Thou wast the fiend, and thou alone;
That stood'st by Beaufort's mitred head,
With upright hair and visage ghastly pale:
Thy terrors shook his dying bed,
Past crimes and blood his sinking heart assail,
His hands are clasped,—hark to that hollow groan!
See how his glazed, dim eye-balls wildly roll,
'Tis not dissolving Nature's pains; that pang is of the soul.

Where guilty souls are doomed to dwell,
'Tis thou that mak'st their fiercest hell,
The vulture thou that on their liver feeds,
As rise to view their past unhallowed deeds;
With thee condemned to stay,
Till time has rolled away
Long æras of uncounted years,
And every stain is washed in soft repentant tears.
Servant of God—but unbeloved—proceed,
For thou must live and ply thy scorpion scourge;

Thy sharp upbraidings urge
Against the' unrighteous deed,
Till thine accursed mother shall expire,
And a new world spring forth from renovating fire.

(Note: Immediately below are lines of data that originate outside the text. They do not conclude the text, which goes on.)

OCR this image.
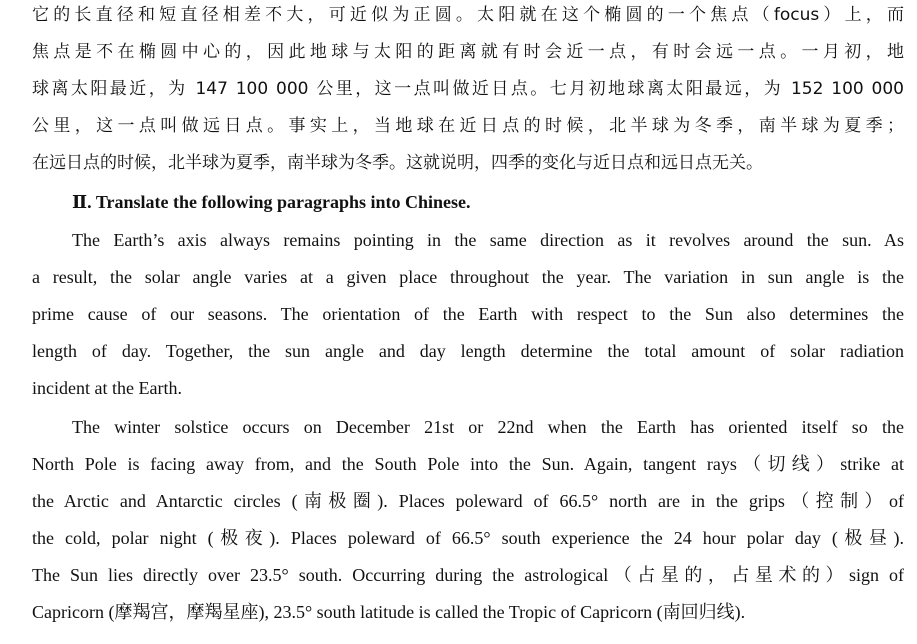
它的长直径和短直径相差不大，可近似为正圆。太阳就在这个椭圆的一个焦点（focus）上，而
焦点是不在椭圆中心的，因此地球与太阳的距离就有时会近一点，有时会远一点。一月初，地
球离太阳最近，为 147 100 000 公里，这一点叫做近日点。七月初地球离太阳最远，为 152 100 000
公里，这一点叫做远日点。事实上，当地球在近日点的时候，北半球为冬季，南半球为夏季；
在远日点的时候，北半球为夏季，南半球为冬季。这就说明，四季的变化与近日点和远日点无关。
Ⅱ. Translate the following paragraphs into Chinese.
The Earth’s axis always remains pointing in the same direction as it revolves around the sun. As
a result, the solar angle varies at a given place throughout the year. The variation in sun angle is the
prime cause of our seasons. The orientation of the Earth with respect to the Sun also determines the
length of day. Together, the sun angle and day length determine the total amount of solar radiation
incident at the Earth.
The winter solstice occurs on December 21st or 22nd when the Earth has oriented itself so the
North Pole is facing away from, and the South Pole into the Sun. Again, tangent rays（切线）strike at
the Arctic and Antarctic circles (南极圈). Places poleward of 66.5° north are in the grips（控制）of
the cold, polar night (极夜). Places poleward of 66.5° south experience the 24 hour polar day (极昼).
The Sun lies directly over 23.5° south. Occurring during the astrological（占星的，占星术的）sign of
Capricorn (摩羯宫，摩羯星座), 23.5° south latitude is called the Tropic of Capricorn (南回归线).
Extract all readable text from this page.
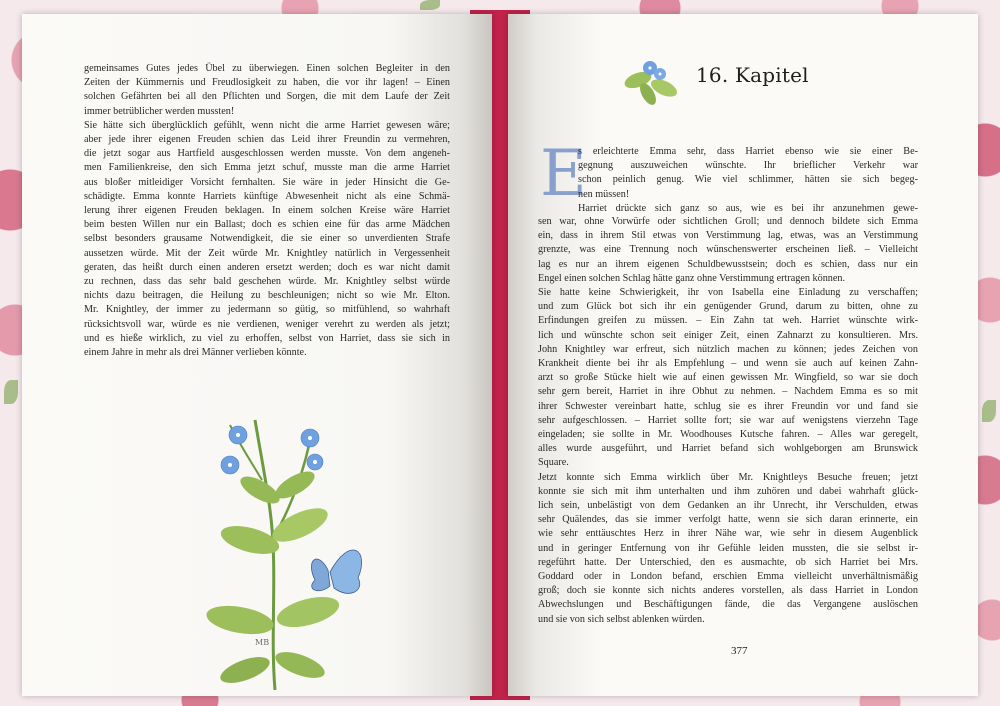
gemeinsames Gutes jedes Übel zu überwiegen. Einen solchen Begleiter in den
Zeiten der Kümmernis und Freudlosigkeit zu haben, die vor ihr lagen! – Einen
solchen Gefährten bei all den Pflichten und Sorgen, die mit dem Laufe der Zeit
immer betrüblicher werden mussten!
Sie hätte sich überglücklich gefühlt, wenn nicht die arme Harriet gewesen wäre;
aber jede ihrer eigenen Freuden schien das Leid ihrer Freundin zu vermehren,
die jetzt sogar aus Hartfield ausgeschlossen werden musste. Von dem angeneh-
men Familienkreise, den sich Emma jetzt schuf, musste man die arme Harriet
aus bloßer mitleidiger Vorsicht fernhalten. Sie wäre in jeder Hinsicht die Ge-
schädigte. Emma konnte Harriets künftige Abwesenheit nicht als eine Schmä-
lerung ihrer eigenen Freuden beklagen. In einem solchen Kreise wäre Harriet
beim besten Willen nur ein Ballast; doch es schien eine für das arme Mädchen
selbst besonders grausame Notwendigkeit, die sie einer so unverdienten Strafe
aussetzen würde. Mit der Zeit würde Mr. Knightley natürlich in Vergessenheit
geraten, das heißt durch einen anderen ersetzt werden; doch es war nicht damit
zu rechnen, dass das sehr bald geschehen würde. Mr. Knightley selbst würde
nichts dazu beitragen, die Heilung zu beschleunigen; nicht so wie Mr. Elton.
Mr. Knightley, der immer zu jedermann so gütig, so mitfühlend, so wahrhaft
rücksichtsvoll war, würde es nie verdienen, weniger verehrt zu werden als jetzt;
und es hieße wirklich, zu viel zu erhoffen, selbst von Harriet, dass sie sich in
einem Jahre in mehr als drei Männer verlieben könnte.
MB
16. Kapitel
E
s erleichterte Emma sehr, dass Harriet ebenso wie sie einer Be-
gegnung auszuweichen wünschte. Ihr brieflicher Verkehr war
schon peinlich genug. Wie viel schlimmer, hätten sie sich begeg-
nen müssen!
Harriet drückte sich ganz so aus, wie es bei ihr anzunehmen gewe-
sen war, ohne Vorwürfe oder sichtlichen Groll; und dennoch bildete sich Emma
ein, dass in ihrem Stil etwas von Verstimmung lag, etwas, was an Verstimmung
grenzte, was eine Trennung noch wünschenswerter erscheinen ließ. – Vielleicht
lag es nur an ihrem eigenen Schuldbewusstsein; doch es schien, dass nur ein
Engel einen solchen Schlag hätte ganz ohne Verstimmung ertragen können.
Sie hatte keine Schwierigkeit, ihr von Isabella eine Einladung zu verschaffen;
und zum Glück bot sich ihr ein genügender Grund, darum zu bitten, ohne zu
Erfindungen greifen zu müssen. – Ein Zahn tat weh. Harriet wünschte wirk-
lich und wünschte schon seit einiger Zeit, einen Zahnarzt zu konsultieren. Mrs.
John Knightley war erfreut, sich nützlich machen zu können; jedes Zeichen von
Krankheit diente bei ihr als Empfehlung – und wenn sie auch auf keinen Zahn-
arzt so große Stücke hielt wie auf einen gewissen Mr. Wingfield, so war sie doch
sehr gern bereit, Harriet in ihre Obhut zu nehmen. – Nachdem Emma es so mit
ihrer Schwester vereinbart hatte, schlug sie es ihrer Freundin vor und fand sie
sehr aufgeschlossen. – Harriet sollte fort; sie war auf wenigstens vierzehn Tage
eingeladen; sie sollte in Mr. Woodhouses Kutsche fahren. – Alles war geregelt,
alles wurde ausgeführt, und Harriet befand sich wohlgeborgen am Brunswick
Square.
Jetzt konnte sich Emma wirklich über Mr. Knightleys Besuche freuen; jetzt
konnte sie sich mit ihm unterhalten und ihm zuhören und dabei wahrhaft glück-
lich sein, unbelästigt von dem Gedanken an ihr Unrecht, ihr Verschulden, etwas
sehr Quälendes, das sie immer verfolgt hatte, wenn sie sich daran erinnerte, ein
wie sehr enttäuschtes Herz in ihrer Nähe war, wie sehr in diesem Augenblick
und in geringer Entfernung von ihr Gefühle leiden mussten, die sie selbst ir-
regeführt hatte. Der Unterschied, den es ausmachte, ob sich Harriet bei Mrs.
Goddard oder in London befand, erschien Emma vielleicht unverhältnismäßig
groß; doch sie konnte sich nichts anderes vorstellen, als dass Harriet in London
Abwechslungen und Beschäftigungen fände, die das Vergangene auslöschen
und sie von sich selbst ablenken würden.
377
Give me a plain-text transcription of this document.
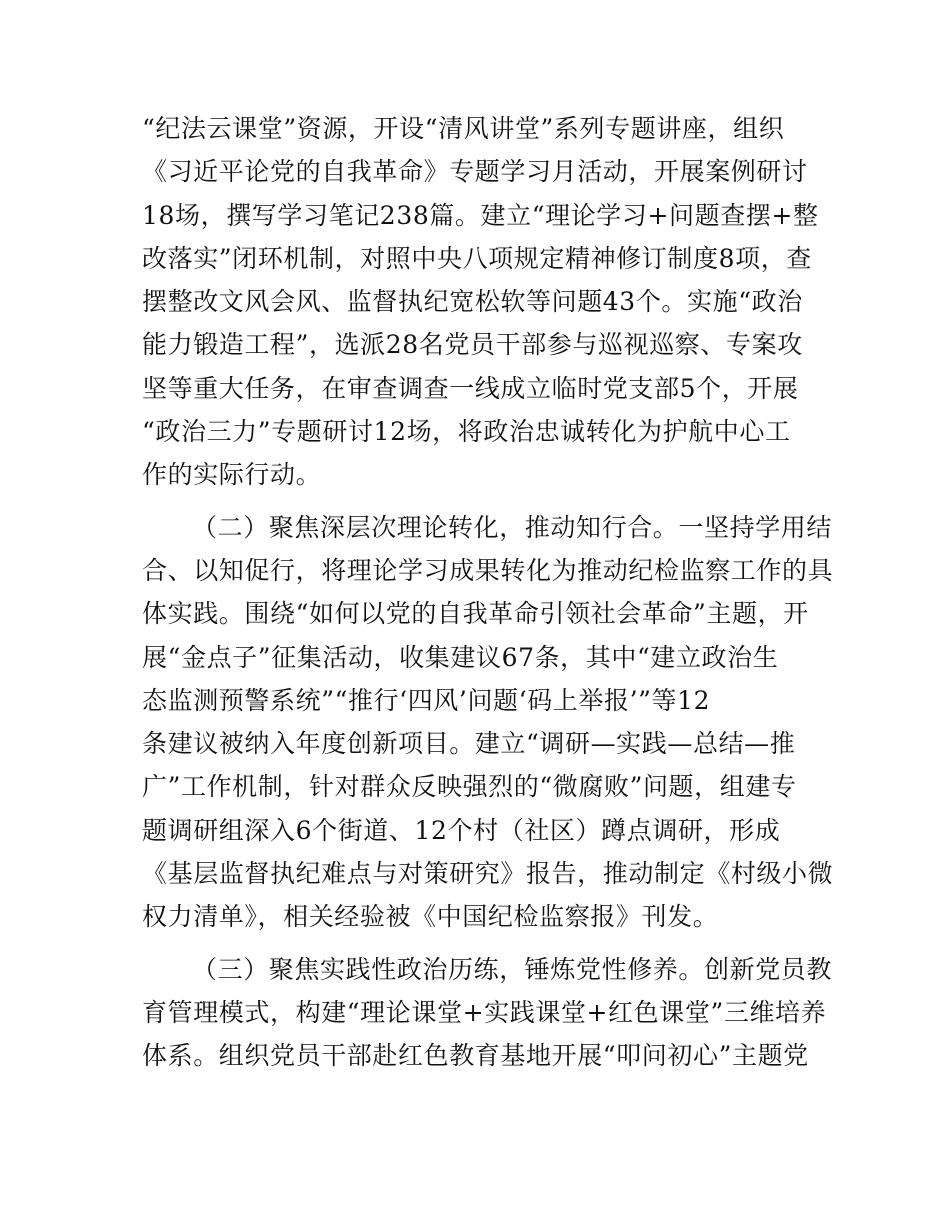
“纪法云课堂”资源，开设“清风讲堂”系列专题讲座，组织
《习近平论党的自我革命》专题学习月活动，开展案例研讨
18场，撰写学习笔记238篇。建立“理论学习+问题查摆+整
改落实”闭环机制，对照中央八项规定精神修订制度8项，查
摆整改文风会风、监督执纪宽松软等问题43个。实施“政治
能力锻造工程”，选派28名党员干部参与巡视巡察、专案攻
坚等重大任务，在审查调查一线成立临时党支部5个，开展
“政治三力”专题研讨12场，将政治忠诚转化为护航中心工
作的实际行动。

（二）聚焦深层次理论转化，推动知行合。一坚持学用结
合、以知促行，将理论学习成果转化为推动纪检监察工作的具
体实践。围绕“如何以党的自我革命引领社会革命”主题，开
展“金点子”征集活动，收集建议67条，其中“建立政治生
态监测预警系统”“推行‘四风’问题‘码上举报’”等12
条建议被纳入年度创新项目。建立“调研—实践—总结—推
广”工作机制，针对群众反映强烈的“微腐败”问题，组建专
题调研组深入6个街道、12个村（社区）蹲点调研，形成
《基层监督执纪难点与对策研究》报告，推动制定《村级小微
权力清单》，相关经验被《中国纪检监察报》刊发。

（三）聚焦实践性政治历练，锤炼党性修养。创新党员教
育管理模式，构建“理论课堂+实践课堂+红色课堂”三维培养
体系。组织党员干部赴红色教育基地开展“叩问初心”主题党
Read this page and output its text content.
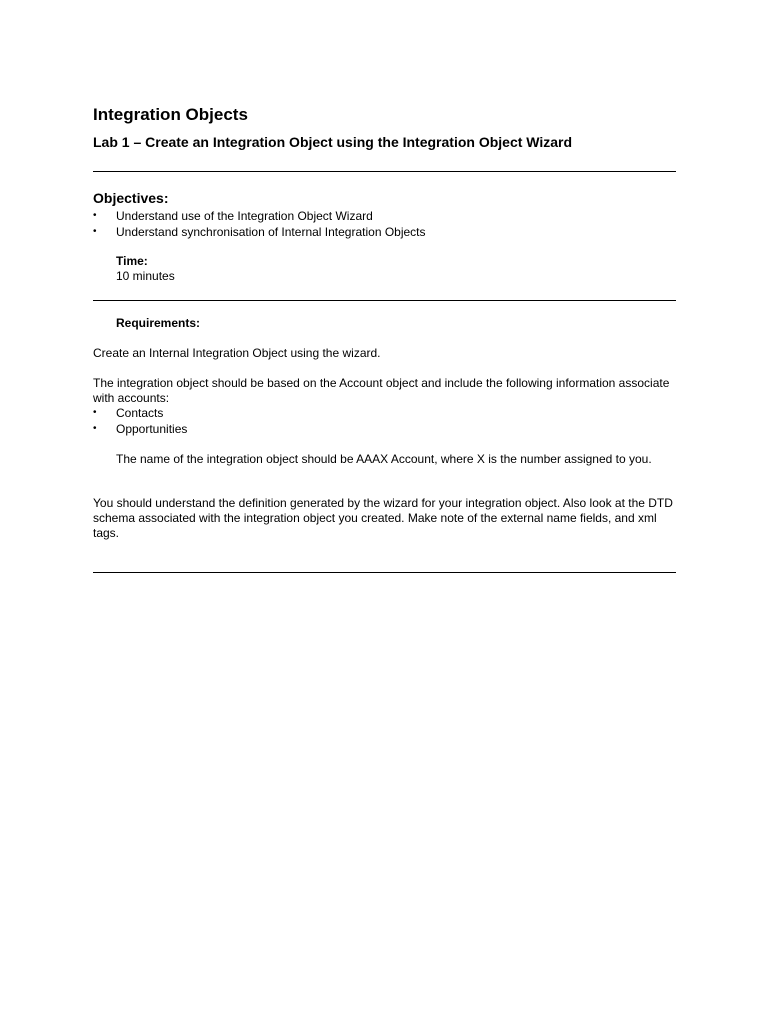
Integration Objects
Lab 1 – Create an Integration Object using the Integration Object Wizard
Objectives:
• Understand use of the Integration Object Wizard
• Understand synchronisation of Internal Integration Objects
Time:
10 minutes
Requirements:
Create an Internal Integration Object using the wizard.
The integration object should be based on the Account object and include the following information associate with accounts:
• Contacts
• Opportunities
The name of the integration object should be AAAX Account, where X is the number assigned to you.
You should understand the definition generated by the wizard for your integration object. Also look at the DTD schema associated with the integration object you created. Make note of the external name fields, and xml tags.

O! when the glare of day is fled,
And calm, beneath the evening star,
Reflection leans her pensive head,
And calls the passions to her solemn bar;
Reviews the censure rash, the hasty word,
The purposed act too long deferred,
Of time the wasted treasures lent,
And fair occasions lost and golden hours misspent:

When anxious Memory numbers o'er
Each offered prize we failed to seize;
Or friends laid low, whom now no more
Our fondest love can serve or please,
And thou, dread power! bring'st back in terrors drest,
The' irrevocable past, to sting the careless breast;—

O! in that hour be mine to know,
While fast the silent sorrows flow,
And wisdom cherishes the wholesome pain,
No heavier guilt, no deeper stain,
Than tears of meek contrition may atone,
Shed at the mercy-seat of Heaven's eternal throne.